You might think, as I did, that the state exams would be less effective for predicting college performance because they test more basic material, but you would be wrong. The results were mixed. For the 1999 cohort of students, the AIMS test did not do as well as the SAT in terms of adding predictive value to students' high school GPAs, which, in and of themselves, are considered to be pretty good indicators of college performance.
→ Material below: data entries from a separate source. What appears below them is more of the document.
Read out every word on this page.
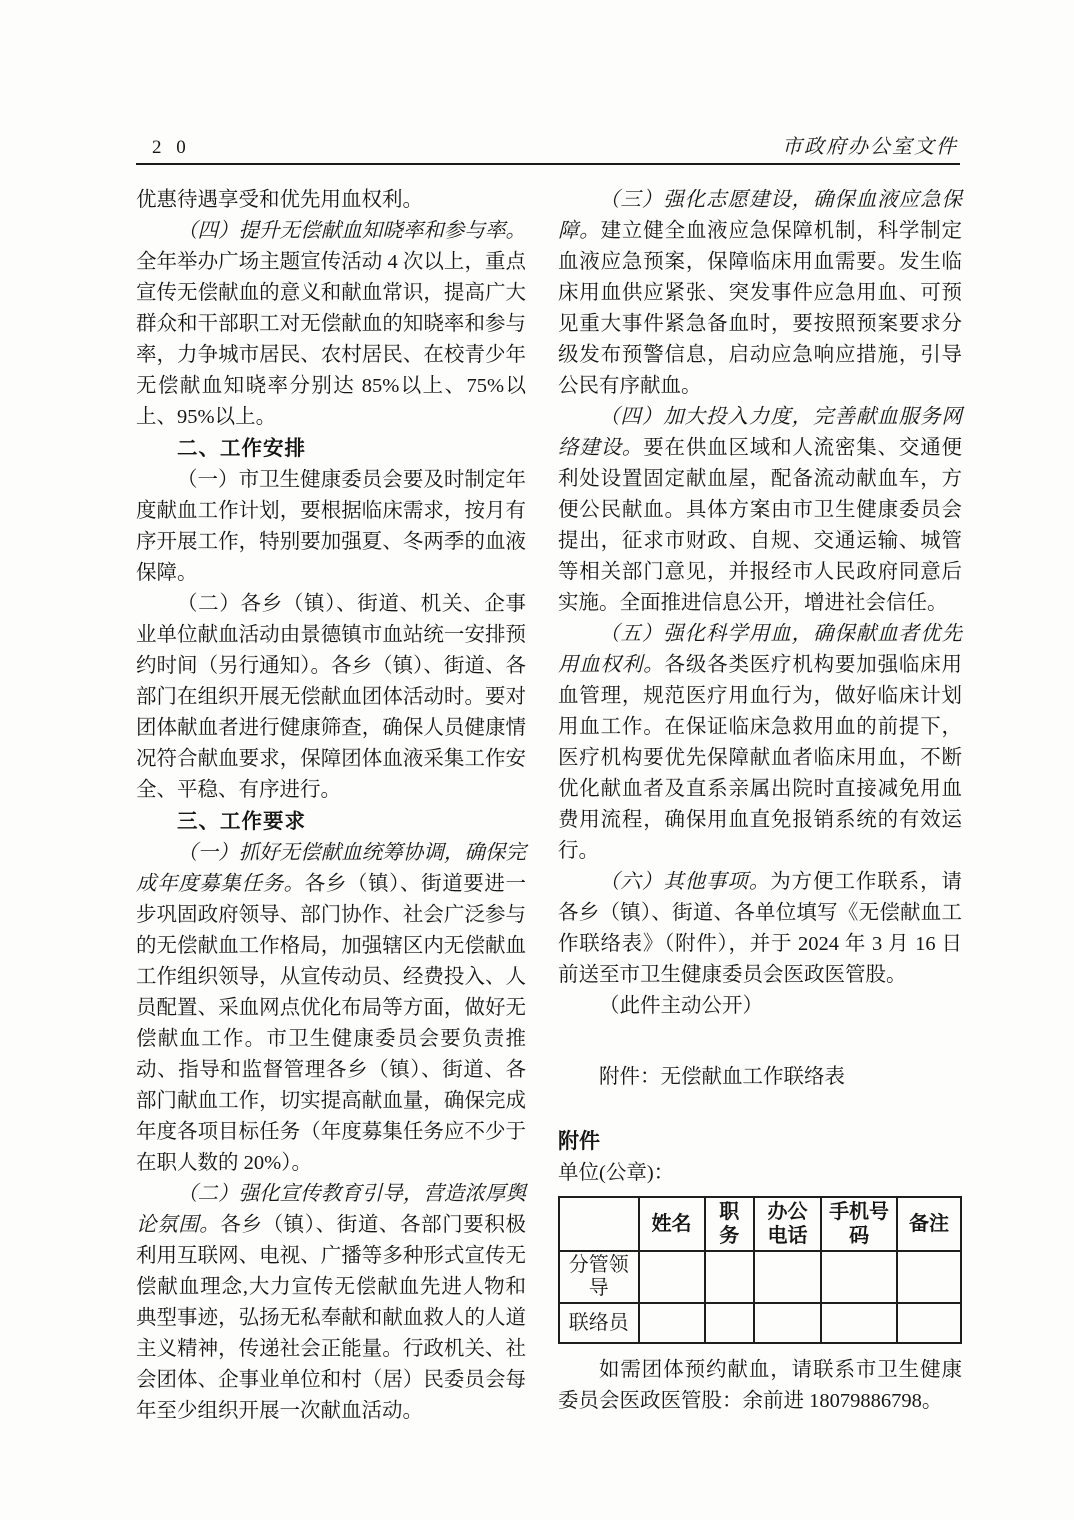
2 0	市政府办公室文件

优惠待遇享受和优先用血权利。

（四）提升无偿献血知晓率和参与率。全年举办广场主题宣传活动 4 次以上，重点宣传无偿献血的意义和献血常识，提高广大群众和干部职工对无偿献血的知晓率和参与率，力争城市居民、农村居民、在校青少年无偿献血知晓率分别达 85%以上、75%以上、95%以上。

二、工作安排

（一）市卫生健康委员会要及时制定年度献血工作计划，要根据临床需求，按月有序开展工作，特别要加强夏、冬两季的血液保障。

（二）各乡（镇）、街道、机关、企事业单位献血活动由景德镇市血站统一安排预约时间（另行通知）。各乡（镇）、街道、各部门在组织开展无偿献血团体活动时。要对团体献血者进行健康筛查，确保人员健康情况符合献血要求，保障团体血液采集工作安全、平稳、有序进行。

三、工作要求

（一）抓好无偿献血统筹协调，确保完成年度募集任务。各乡（镇）、街道要进一步巩固政府领导、部门协作、社会广泛参与的无偿献血工作格局，加强辖区内无偿献血工作组织领导，从宣传动员、经费投入、人员配置、采血网点优化布局等方面，做好无偿献血工作。市卫生健康委员会要负责推动、指导和监督管理各乡（镇）、街道、各部门献血工作，切实提高献血量，确保完成年度各项目标任务（年度募集任务应不少于在职人数的 20%）。

（二）强化宣传教育引导，营造浓厚舆论氛围。各乡（镇）、街道、各部门要积极利用互联网、电视、广播等多种形式宣传无偿献血理念,大力宣传无偿献血先进人物和典型事迹，弘扬无私奉献和献血救人的人道主义精神，传递社会正能量。行政机关、社会团体、企事业单位和村（居）民委员会每年至少组织开展一次献血活动。

（三）强化志愿建设，确保血液应急保障。建立健全血液应急保障机制，科学制定血液应急预案，保障临床用血需要。发生临床用血供应紧张、突发事件应急用血、可预见重大事件紧急备血时，要按照预案要求分级发布预警信息，启动应急响应措施，引导公民有序献血。

（四）加大投入力度，完善献血服务网络建设。要在供血区域和人流密集、交通便利处设置固定献血屋，配备流动献血车，方便公民献血。具体方案由市卫生健康委员会提出，征求市财政、自规、交通运输、城管等相关部门意见，并报经市人民政府同意后实施。全面推进信息公开，增进社会信任。

（五）强化科学用血，确保献血者优先用血权利。各级各类医疗机构要加强临床用血管理，规范医疗用血行为，做好临床计划用血工作。在保证临床急救用血的前提下，医疗机构要优先保障献血者临床用血，不断优化献血者及直系亲属出院时直接减免用血费用流程，确保用血直免报销系统的有效运行。

（六）其他事项。为方便工作联系，请各乡（镇）、街道、各单位填写《无偿献血工作联络表》（附件），并于 2024 年 3 月 16 日前送至市卫生健康委员会医政医管股。

（此件主动公开）

附件：无偿献血工作联络表

附件
单位(公章)：
	姓名	职务	办公电话	手机号码	备注
分管领导					
联络员					

如需团体预约献血，请联系市卫生健康委员会医政医管股：余前进 18079886798。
However, the state test functioned just as well as the SAT in predicting students' freshman-year grades for the 2000 test-taking group. (We should note here that passing the state test did not become a requirement for Arizona students until the 2000 test administration.)
There also were few—if any—differences between the two exams in predicting how specific racial and ethnic subgroups of students would do in college.
There are all kinds of practical reasons why higher-education institutions might prefer to stick with conventional college-entrance exams, the authors note. "Nonetheless," they add, "we also generated considerable evidence to support the notion that state tests (at least in one state) are aligned enough with college expectations to render them useful as indicators of college readiness."
This team of researchers isn't alone. In 2006, a similar, but broader, study of the Connecticut Academic Performance Test, or CAPT, also found that the state tests were pretty good at forecasting college success.
It's worth noting, too, that these findings come at a time when growing numbers of colleges are already abandoning the SAT or the ACT as a requirement for admission. The latest tally from FairTest, a Massachusetts-based group that tracks these things, puts the number of four-year schools that don't require the SAT or the ACT at more than 830.
From universities' perspective, of course, a national test, such as the SAT, would be more fair to applicants, who hail from all corners of the country. On the other hand, students could clearly save some time and a few bucks by not having to take traditional college-entrance exams—and that's not including all those expensive SAT-prep classes.
Policymakers, of course, could also consider doing the reverse. Why not use the SAT as a state exam? That idea may not be as farfetched as it seems at first blush. According to this report, both Colorado and Maine have already integrated either the SAT or the ACT into their state testing programs.